When the protein purified from cultures grown at 21 °C or 30 °C was investigated, apparent differences appeared in the respective spectra, most noticeably upon excitation with 320 nm and 660 nm (Figure 57). In Figure 57 A the emission spectra upon excitation at 320 nm for proteins obtained from three different expression temperatures are shown. The spectrum for the protein expressed at 37 °C shows the already discussed broad 2^nd order diffraction of tryptophan fluorescence centered around 750 nm. The broad fluorescence emission is also observable for protein purified from expression cultures grown at 30 °C; however, the intensity of the fluorescence is slightly weaker. The protein purified from an expression culture grown at 21 °C exhibits the lowest contribution of the 2^nd order diffraction signal. Notably, both spectra of the protein expressed at 21 °C and 30 °C show a pronounced shoulder or even a small peak at 713 nm, indicative of the biliverdin chromophore. This indicates that the emission in the red spectral range can at least partially be attributed to the biliverdin chromophore and not just to the spectrometer artefact.

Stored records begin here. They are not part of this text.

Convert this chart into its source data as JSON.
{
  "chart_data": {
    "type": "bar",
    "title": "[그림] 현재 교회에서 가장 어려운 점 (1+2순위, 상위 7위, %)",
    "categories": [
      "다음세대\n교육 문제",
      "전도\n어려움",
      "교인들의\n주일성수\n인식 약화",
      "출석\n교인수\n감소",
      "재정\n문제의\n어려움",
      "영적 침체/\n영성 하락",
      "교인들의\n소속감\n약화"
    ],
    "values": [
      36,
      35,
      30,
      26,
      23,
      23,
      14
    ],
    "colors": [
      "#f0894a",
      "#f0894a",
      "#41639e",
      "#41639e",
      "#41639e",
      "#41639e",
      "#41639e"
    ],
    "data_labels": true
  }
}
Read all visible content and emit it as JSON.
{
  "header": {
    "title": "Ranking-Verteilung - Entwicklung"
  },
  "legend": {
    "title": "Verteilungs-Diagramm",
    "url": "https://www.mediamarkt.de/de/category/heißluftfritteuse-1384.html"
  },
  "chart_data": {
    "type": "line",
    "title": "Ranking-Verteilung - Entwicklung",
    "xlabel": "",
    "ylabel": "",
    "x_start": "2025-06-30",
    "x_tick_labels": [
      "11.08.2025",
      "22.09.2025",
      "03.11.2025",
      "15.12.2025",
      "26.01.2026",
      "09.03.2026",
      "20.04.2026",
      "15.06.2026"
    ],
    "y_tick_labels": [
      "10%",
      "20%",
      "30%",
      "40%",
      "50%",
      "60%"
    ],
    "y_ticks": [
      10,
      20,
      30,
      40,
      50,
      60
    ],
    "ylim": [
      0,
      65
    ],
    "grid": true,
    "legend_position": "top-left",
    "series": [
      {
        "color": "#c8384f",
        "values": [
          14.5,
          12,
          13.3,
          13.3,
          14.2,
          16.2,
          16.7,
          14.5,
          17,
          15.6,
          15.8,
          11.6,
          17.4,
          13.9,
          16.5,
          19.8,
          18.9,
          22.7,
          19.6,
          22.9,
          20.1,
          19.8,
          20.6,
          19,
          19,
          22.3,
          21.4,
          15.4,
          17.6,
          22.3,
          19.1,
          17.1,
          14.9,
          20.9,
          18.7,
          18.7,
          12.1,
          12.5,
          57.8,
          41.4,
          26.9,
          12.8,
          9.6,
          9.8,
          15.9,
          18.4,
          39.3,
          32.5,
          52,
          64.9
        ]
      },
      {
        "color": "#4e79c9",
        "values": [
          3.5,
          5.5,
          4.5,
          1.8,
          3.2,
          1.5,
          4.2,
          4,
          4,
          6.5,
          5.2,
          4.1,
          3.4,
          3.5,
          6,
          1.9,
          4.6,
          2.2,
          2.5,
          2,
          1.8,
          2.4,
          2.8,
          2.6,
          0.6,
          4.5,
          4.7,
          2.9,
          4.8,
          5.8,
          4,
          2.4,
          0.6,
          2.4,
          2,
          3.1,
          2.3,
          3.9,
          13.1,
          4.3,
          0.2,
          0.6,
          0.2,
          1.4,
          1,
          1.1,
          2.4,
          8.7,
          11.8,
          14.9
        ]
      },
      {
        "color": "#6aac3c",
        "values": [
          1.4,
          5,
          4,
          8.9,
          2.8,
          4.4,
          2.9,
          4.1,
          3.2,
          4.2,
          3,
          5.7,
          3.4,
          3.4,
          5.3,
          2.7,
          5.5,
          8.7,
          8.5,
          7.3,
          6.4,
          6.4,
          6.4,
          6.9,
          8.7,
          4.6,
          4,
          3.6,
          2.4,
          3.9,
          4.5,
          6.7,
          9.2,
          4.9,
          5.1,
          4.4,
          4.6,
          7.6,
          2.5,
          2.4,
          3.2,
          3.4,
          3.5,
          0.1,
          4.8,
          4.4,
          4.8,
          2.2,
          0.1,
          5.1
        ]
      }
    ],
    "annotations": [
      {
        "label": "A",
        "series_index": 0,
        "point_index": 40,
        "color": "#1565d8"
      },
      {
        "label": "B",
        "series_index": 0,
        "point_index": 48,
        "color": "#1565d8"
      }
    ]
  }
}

In Figure 57 B the emission spectra of the corresponding proteins are plotted after excitation at 680 nm. All three spectra show the characteristic 710 nm band resulting from the direct excitation of the chromophore. However, notably, the

spectrum of the protein from 30 °C expression exhibits an intensity about seven times higher than the protein sample retrieved from cultures kept at 37 °C. The protein retrieved from the 21 °C expression shows a medium intensity upon excitation at 680 nm. These findings suggest that the protein sample retrieved from cultures kept at 37 °C is only marginally consisting of holoprotein, with the majority being made up of apoprotein. The 2^nd order diffraction signal of tryptophan fluorescence dominates the spectrum after excitation at 320 nm, while in the spectra of the other two expression conditions a discernible shoulder at 713 nm is observable. The spectra obtained upon 680 nm excitation support these findings and show that the protein obtained from the culture grown at 30 °C incorporated the highest amount of chromophore and exhibited the largest holoprotein fraction.

However, even with the slightly optimized chromophorylation in the samples from the 30 °C cultures, the signal in the red wavelength region upon 320 nm excitation will mainly be comprised of the 2^nd order diffraction of tryptophan fluorescence.

In order to test if the newly designed sensor showed a specific answer towards NADH that was detectable as a change in fluorescence lifetime, the protein was examined in a different spectrometer for time-resolved fluorescence detection.

This setup is equipped with a blazed grating that suppresses the 2^nd order diffraction of tryptophan fluorescence emission. The time-resolved spectra obtained with this spectrometer showed a biliverdin-specific signal at 713 nm upon 320 nm excitation (vide infra), which thus confirmed that some part of the signal around 750 nm in the spectrometer without blazed grating must contain signatures of a biliverdin-specific signal.